Sente a necessidade dos Olhos, sente a exigência da sensação na pele, nos poros e nos cabelos que externam-se deles. Não precisa sentir de si, pode vir de outrem, mas tem de vir, de Ser. Ainda que apenas intrínseco a essa pessoa.
Sua fantasia não surge sem ao menos a dúvida de sua realização. Ela tem de sentir que é possível, que a ilusão não é tão ilusória, que pode vir a realizá-la. Ela não sabe ser poeta, não sabe escrever, apenas joga palavras e as une ao acaso, formando então algum sentido subliminar.
Pouco tempo, muitos pensamentos e uma quantidade razoável de sentido. Uma quantidade aceitável de entrega, de indecisão, de descobrimento de si mesma. Nos seus textos se encontra, se percebe, vê aquilo que deseja, aquilo que almeja, aquilo que teme.
Mas se ela expõe é porque acredita que fará diferença, que será uma espécie de magia, feitiço invocador. Acredita em seu íntimo que o ato de pôr para fora ainda que de forma desregular, ainda que com palavras tortas e sem musicalidade ou poesia, terá uma força, um poder de atitude.
A garota suga as sensações dos outros, com uma espécie de força interna, através do toque, de um olhar mais profundo, ou no ato de ouvir uma história. Ela torna-se a protagonista daquelas situações, daqueles momentos. Quase como uma atriz, ela sente outros, toca outros, vive outros.
Veste outras roupas, bebe outras bebidas, come outras comidas, anda em outros lugares, fala de outras formas, sente outros sentimentos, age de forma contrária a si mesma... E então, a partir disso, após o fim do toque; após filtrar de outros olhos; após a história terminar de ser contada, ela então a reconta, da sua forma.
Não importa se a história contada na verdade nunca existiu. Não importa quem a inventou. Ela passou a existir na mente de outra pessoa, passou a ser sentida por essa outra pessoa, então para ela, passou a ser real. Porque para ela, tudo que se sente, é real.
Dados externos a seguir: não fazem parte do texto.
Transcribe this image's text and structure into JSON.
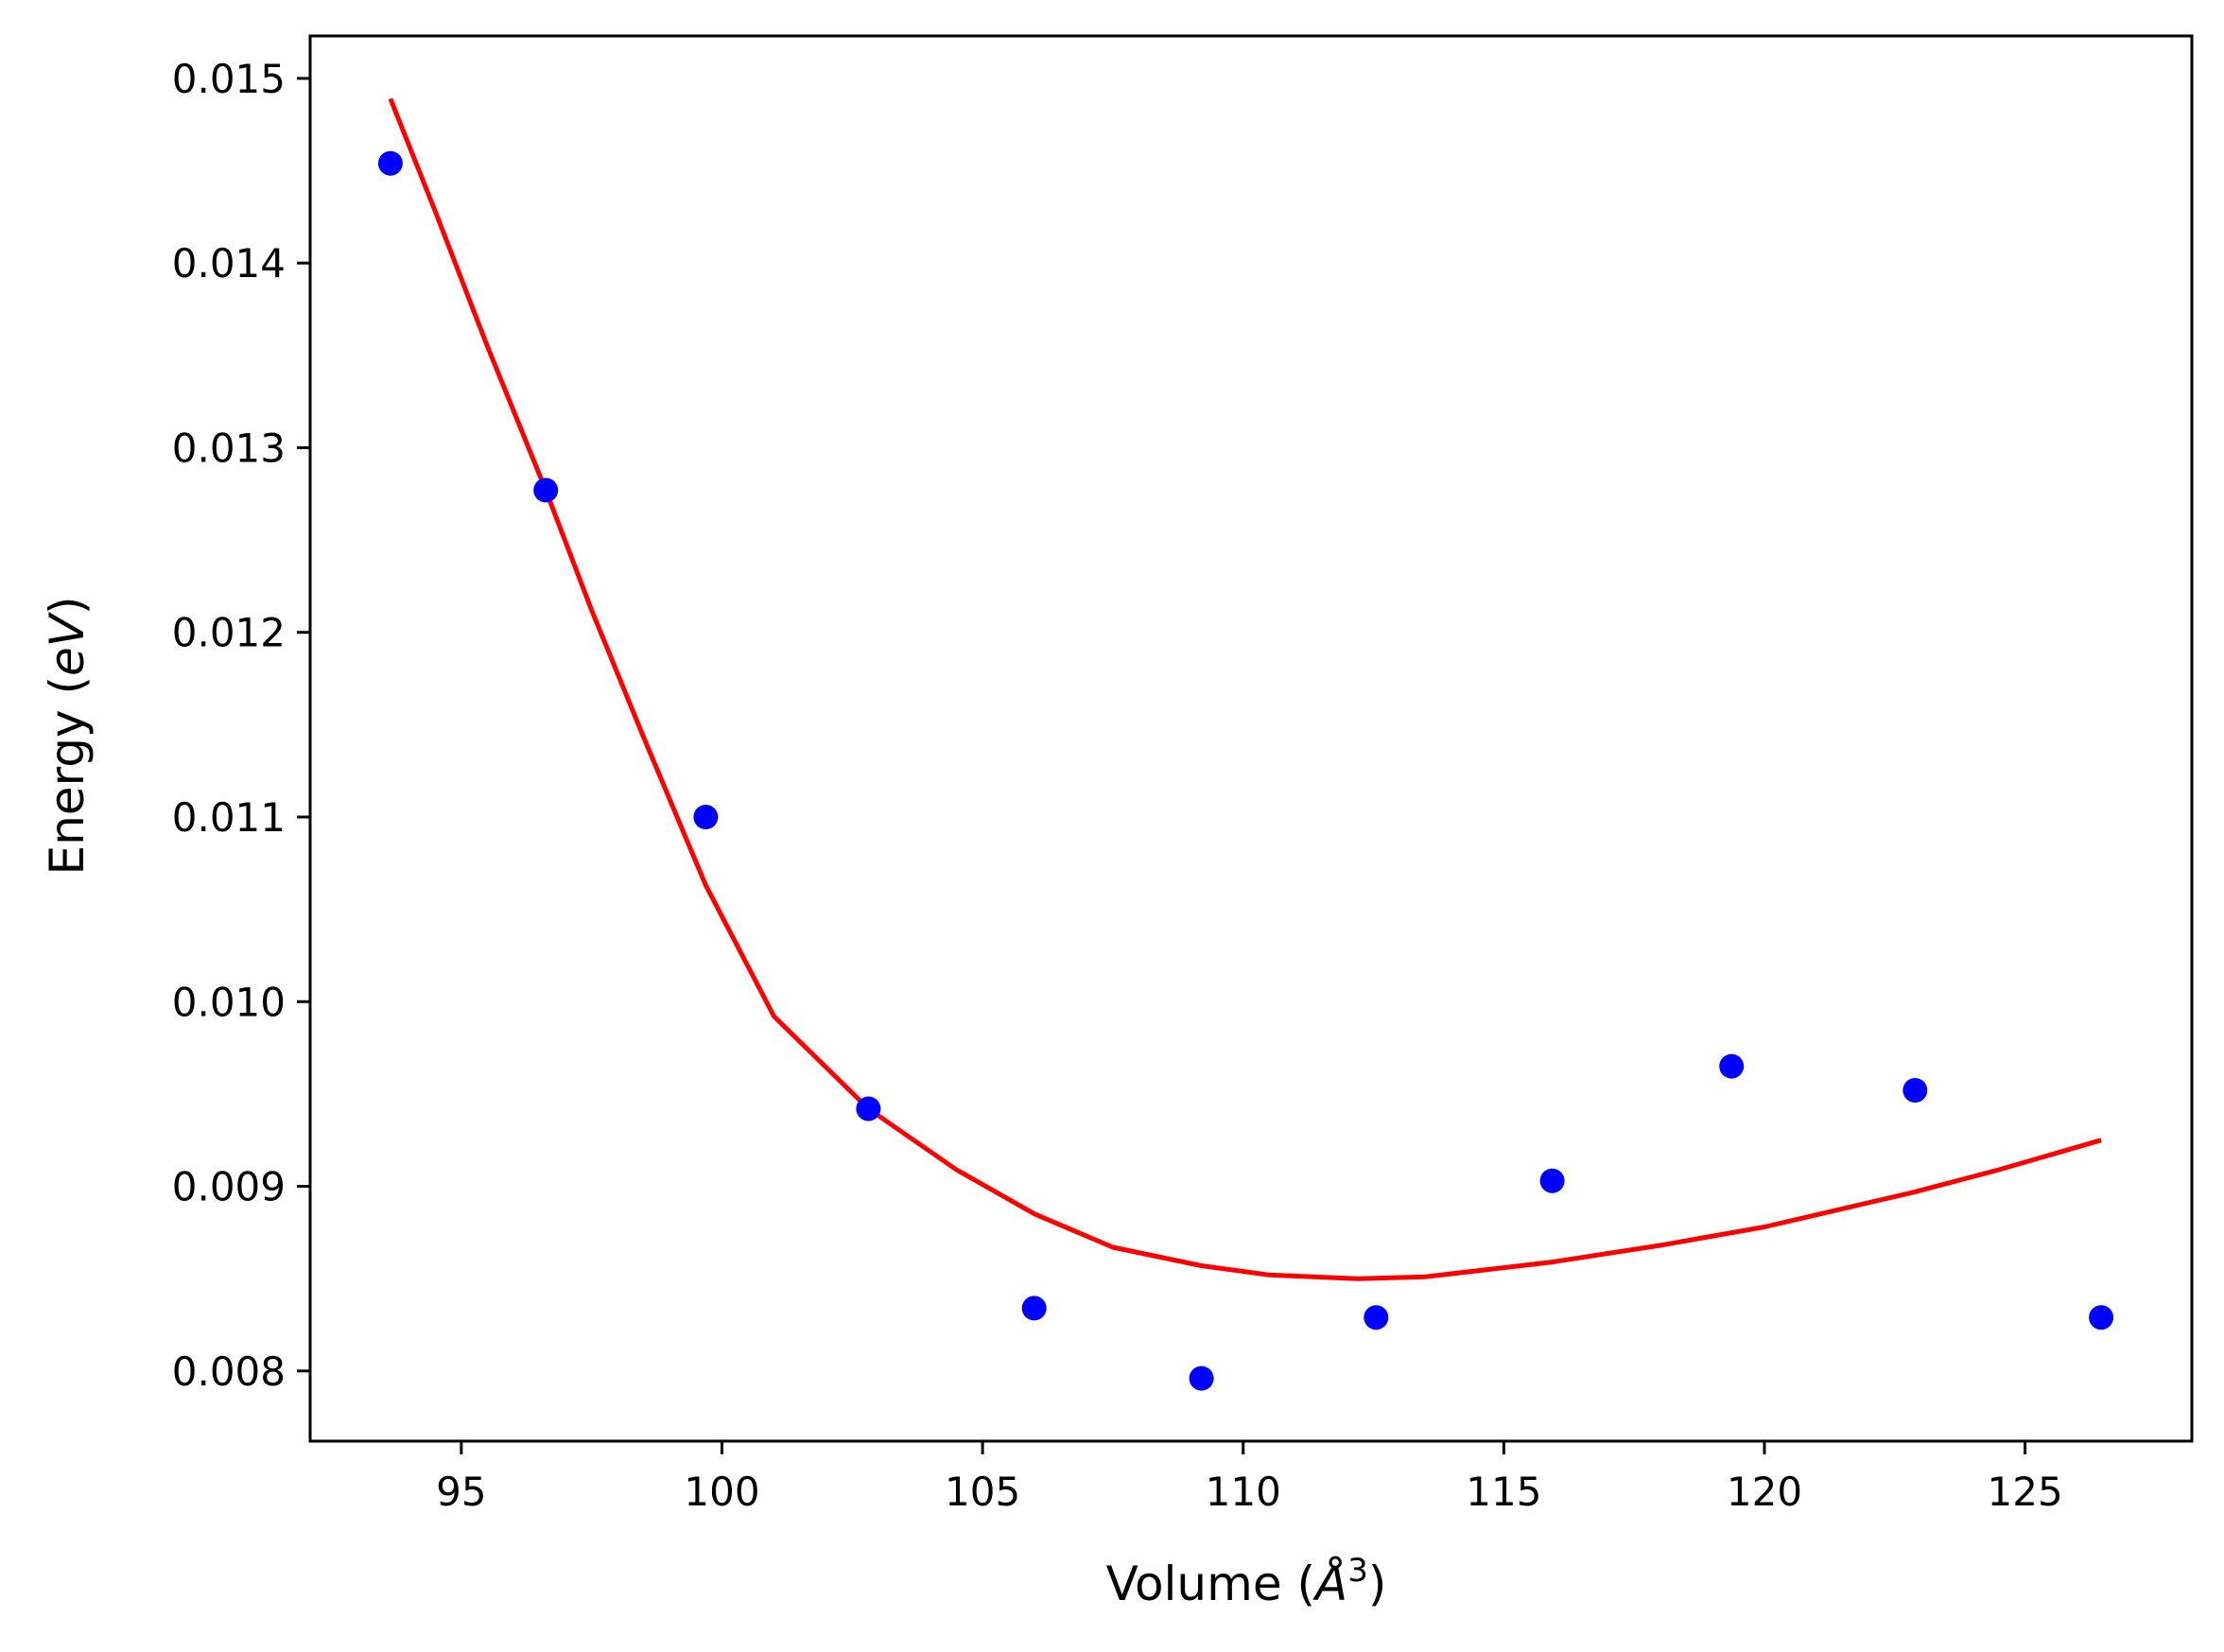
{
  "chart_data": {
    "type": "scatter",
    "title": "",
    "xlabel": {
      "prefix": "Volume (",
      "symbol": "Å",
      "sup": "3",
      "suffix": ")"
    },
    "ylabel": {
      "prefix": "Energy (",
      "symbol": "eV",
      "suffix": ")"
    },
    "xlim": [
      92.1,
      128.2
    ],
    "ylim": [
      0.00762,
      0.01523
    ],
    "xticks": [
      95,
      100,
      105,
      110,
      115,
      120,
      125
    ],
    "xtick_labels": [
      "95",
      "100",
      "105",
      "110",
      "115",
      "120",
      "125"
    ],
    "yticks": [
      0.008,
      0.009,
      0.01,
      0.011,
      0.012,
      0.013,
      0.014,
      0.015
    ],
    "ytick_labels": [
      "0.008",
      "0.009",
      "0.010",
      "0.011",
      "0.012",
      "0.013",
      "0.014",
      "0.015"
    ],
    "grid": false,
    "series": [
      {
        "name": "data",
        "kind": "scatter",
        "color": "#0000ff",
        "x": [
          93.64,
          96.62,
          99.69,
          102.81,
          105.99,
          109.2,
          112.55,
          115.93,
          119.37,
          122.89,
          126.46
        ],
        "y": [
          0.01454,
          0.01277,
          0.011,
          0.00942,
          0.00834,
          0.00796,
          0.00829,
          0.00903,
          0.00965,
          0.00952,
          0.00829
        ]
      },
      {
        "name": "fit",
        "kind": "line",
        "color": "#ff0000",
        "x": [
          93.64,
          94.5,
          95.5,
          96.62,
          97.5,
          98.5,
          99.69,
          101.0,
          102.81,
          104.5,
          106.0,
          107.5,
          109.2,
          110.5,
          112.2,
          113.5,
          115.93,
          118.0,
          120.0,
          122.89,
          124.5,
          126.46
        ],
        "y": [
          0.01489,
          0.01428,
          0.01355,
          0.01277,
          0.01212,
          0.01143,
          0.01063,
          0.00992,
          0.00942,
          0.00909,
          0.00885,
          0.00867,
          0.00857,
          0.00852,
          0.0085,
          0.00851,
          0.00859,
          0.00868,
          0.00878,
          0.00897,
          0.00909,
          0.00925
        ]
      }
    ]
  }
}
Ainda que real apenas para Um alguém.
E no exato momento que ela sente por outrem, ela vive e aprende e chora e ri e se apaixona e ama e sofre e odeia e beija e abraça e sente e então descobre que fazia parte daquela história. Que a história que ela sentiu de outrem, era na verdade dela própria, de forma que, o outro alguém era sua mente contando a história para ela mesma.
A garota usurpadora dos sentimentos alheios era, na verdade, a autora de todas as sensações. Ela pôde então se ver do lado de fora, e descobrir verdadeiramente os desejos mais insistentes, mais ardentes. Percebeu então o quanto de vidas e possibilidades há nela. Se há dúvida, é porque há chance.